Good afternoon, FighterSweep Fans! This week we are celebrating Milestone Monday on Wednesday, for it was on this day in 1978 when the McDonnell Douglas F/A-18 Hornet made its first flight!

Originally begun as a program to replace the A-4 Skyhawk and A-7 Corsair II, the Hornet began life as one of the competitors in the Lightweight Fighter (LWF) competition as the YF-17 Cobra. Although the Viper ultimately won that competition, the Navy saw so much potential in the YF-17 that it adopted the basic design as the foundation for its Naval Fighter-Attack, Experimental (VFAX) program.

In order to meet both the Navy and Marine Corps’ structural and range/endurance requirements, the Cobra needed to undergo serious modification and nearly a complete redesign in order to be what the services needed for their sustained maritime flight operations:

Two F/A-18Cs from Marine Fighter Attack Squadron 314 fly past NAS North Island during the Centennial of Naval Aviation kick-off in 2011. (Photo by Jonathan Derden)

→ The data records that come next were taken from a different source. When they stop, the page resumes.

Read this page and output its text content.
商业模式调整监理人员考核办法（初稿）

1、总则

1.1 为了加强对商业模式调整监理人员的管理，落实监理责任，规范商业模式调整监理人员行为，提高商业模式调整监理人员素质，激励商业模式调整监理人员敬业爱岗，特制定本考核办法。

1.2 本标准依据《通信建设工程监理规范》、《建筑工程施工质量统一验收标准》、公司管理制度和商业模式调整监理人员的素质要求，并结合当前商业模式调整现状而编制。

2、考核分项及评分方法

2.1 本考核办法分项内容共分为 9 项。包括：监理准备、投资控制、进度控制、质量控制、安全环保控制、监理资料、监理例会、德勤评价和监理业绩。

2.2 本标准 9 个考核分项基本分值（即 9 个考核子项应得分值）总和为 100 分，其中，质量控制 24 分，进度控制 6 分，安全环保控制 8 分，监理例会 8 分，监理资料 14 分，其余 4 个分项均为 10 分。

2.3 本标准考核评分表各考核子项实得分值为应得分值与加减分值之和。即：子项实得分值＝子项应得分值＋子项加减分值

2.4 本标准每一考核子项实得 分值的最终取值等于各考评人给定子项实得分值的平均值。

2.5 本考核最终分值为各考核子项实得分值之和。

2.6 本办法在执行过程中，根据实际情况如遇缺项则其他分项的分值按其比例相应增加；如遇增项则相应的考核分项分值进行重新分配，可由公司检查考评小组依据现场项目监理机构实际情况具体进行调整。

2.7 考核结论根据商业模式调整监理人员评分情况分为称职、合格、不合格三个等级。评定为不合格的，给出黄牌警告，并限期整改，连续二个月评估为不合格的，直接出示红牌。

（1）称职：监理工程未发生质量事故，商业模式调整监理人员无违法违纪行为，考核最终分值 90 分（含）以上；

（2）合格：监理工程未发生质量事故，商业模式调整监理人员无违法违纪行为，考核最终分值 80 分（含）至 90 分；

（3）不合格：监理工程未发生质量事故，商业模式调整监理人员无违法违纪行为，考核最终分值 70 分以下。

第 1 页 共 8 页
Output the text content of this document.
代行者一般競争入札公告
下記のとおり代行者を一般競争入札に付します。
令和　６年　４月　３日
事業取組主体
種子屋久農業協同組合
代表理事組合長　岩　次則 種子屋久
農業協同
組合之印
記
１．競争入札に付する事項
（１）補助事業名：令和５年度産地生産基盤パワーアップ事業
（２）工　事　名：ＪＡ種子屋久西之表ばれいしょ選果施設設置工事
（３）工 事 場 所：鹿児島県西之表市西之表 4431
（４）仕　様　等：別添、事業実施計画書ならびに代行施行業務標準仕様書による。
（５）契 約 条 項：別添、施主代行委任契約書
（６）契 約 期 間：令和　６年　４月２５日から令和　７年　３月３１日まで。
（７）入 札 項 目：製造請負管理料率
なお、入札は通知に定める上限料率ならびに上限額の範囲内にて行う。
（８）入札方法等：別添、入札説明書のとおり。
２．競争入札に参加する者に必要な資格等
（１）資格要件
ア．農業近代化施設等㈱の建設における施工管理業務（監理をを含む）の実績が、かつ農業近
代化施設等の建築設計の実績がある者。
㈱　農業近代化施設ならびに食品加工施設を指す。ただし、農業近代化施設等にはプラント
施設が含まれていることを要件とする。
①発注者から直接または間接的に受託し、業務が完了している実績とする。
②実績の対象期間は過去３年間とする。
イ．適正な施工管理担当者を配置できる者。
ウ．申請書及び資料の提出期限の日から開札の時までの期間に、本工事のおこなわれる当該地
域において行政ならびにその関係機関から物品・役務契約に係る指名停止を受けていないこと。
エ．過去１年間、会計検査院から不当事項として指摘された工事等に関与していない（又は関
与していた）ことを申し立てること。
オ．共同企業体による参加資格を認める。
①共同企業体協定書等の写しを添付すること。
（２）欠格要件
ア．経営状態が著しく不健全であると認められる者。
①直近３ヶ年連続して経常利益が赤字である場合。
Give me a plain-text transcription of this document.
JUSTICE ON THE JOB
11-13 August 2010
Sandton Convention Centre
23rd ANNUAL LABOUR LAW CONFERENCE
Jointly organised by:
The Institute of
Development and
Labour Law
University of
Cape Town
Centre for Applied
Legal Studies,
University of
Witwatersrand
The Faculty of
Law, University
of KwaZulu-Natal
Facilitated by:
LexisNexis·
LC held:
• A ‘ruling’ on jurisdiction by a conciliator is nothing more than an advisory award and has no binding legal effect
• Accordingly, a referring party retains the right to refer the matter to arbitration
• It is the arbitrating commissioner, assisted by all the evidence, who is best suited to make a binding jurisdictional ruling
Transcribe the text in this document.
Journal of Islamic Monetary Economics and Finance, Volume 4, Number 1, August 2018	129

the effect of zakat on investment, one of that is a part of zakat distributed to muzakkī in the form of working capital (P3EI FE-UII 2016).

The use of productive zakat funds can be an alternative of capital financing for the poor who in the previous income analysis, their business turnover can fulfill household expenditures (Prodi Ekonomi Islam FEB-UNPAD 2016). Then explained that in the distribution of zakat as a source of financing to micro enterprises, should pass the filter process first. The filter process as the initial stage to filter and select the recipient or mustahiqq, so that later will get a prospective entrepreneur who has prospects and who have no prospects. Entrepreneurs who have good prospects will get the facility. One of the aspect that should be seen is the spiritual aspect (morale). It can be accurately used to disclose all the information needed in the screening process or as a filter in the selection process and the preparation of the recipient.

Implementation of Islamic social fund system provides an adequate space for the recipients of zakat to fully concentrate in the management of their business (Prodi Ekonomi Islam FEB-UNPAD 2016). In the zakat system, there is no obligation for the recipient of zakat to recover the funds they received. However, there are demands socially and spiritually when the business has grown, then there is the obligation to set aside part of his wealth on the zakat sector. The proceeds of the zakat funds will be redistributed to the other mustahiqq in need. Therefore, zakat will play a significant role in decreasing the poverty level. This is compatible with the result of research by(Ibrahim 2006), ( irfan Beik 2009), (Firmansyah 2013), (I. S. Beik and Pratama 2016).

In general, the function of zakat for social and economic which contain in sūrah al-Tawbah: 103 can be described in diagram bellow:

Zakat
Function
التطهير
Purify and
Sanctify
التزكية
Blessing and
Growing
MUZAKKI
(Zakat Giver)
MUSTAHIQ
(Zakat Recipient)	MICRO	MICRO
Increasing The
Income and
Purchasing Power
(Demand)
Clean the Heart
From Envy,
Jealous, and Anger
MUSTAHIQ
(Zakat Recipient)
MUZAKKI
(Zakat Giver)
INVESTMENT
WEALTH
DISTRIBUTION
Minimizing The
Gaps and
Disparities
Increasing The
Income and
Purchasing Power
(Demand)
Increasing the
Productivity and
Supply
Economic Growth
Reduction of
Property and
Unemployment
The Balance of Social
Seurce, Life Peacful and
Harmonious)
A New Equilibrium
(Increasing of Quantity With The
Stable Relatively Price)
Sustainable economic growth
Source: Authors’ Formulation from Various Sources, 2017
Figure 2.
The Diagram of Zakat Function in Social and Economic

The entire airframe, to include the undercarriage and tailhook, was strengthened to take the pounding of catapult launches and carrier landings.  Folding wings were added to facilitate relative ease of parking and storage on the boat, as well as adding the launch bar for the nosewheel for the cat shots. The main gear was widened, as well as the dorsal spine. The latter was a measure implemented to accommodate an additional 4,460 pounds of fuel.  The vertical and horizontal stabs were enlarged, as were the aircraft’s wings, and the fuselage was widened slightly as well. All in all, the changes made added an additional 10,000 pounds to the design, and it was such a different aircraft that “Model 267” was designated F/A-18 and named “Hornet” in March of 1977.

For more than 35 years, the Hornet has been the backbone of the U.S. Navy’s Strike Fighter capability, as well as the primary air superiority fighter for several foreign nations–Canada, Switzerland, and Finland, to name just a few. With the advent of the Super Hornet, that legacy will continue well into the future, a testament to men and women who designed the original aircraft, as well as those who currently fly and maintain it.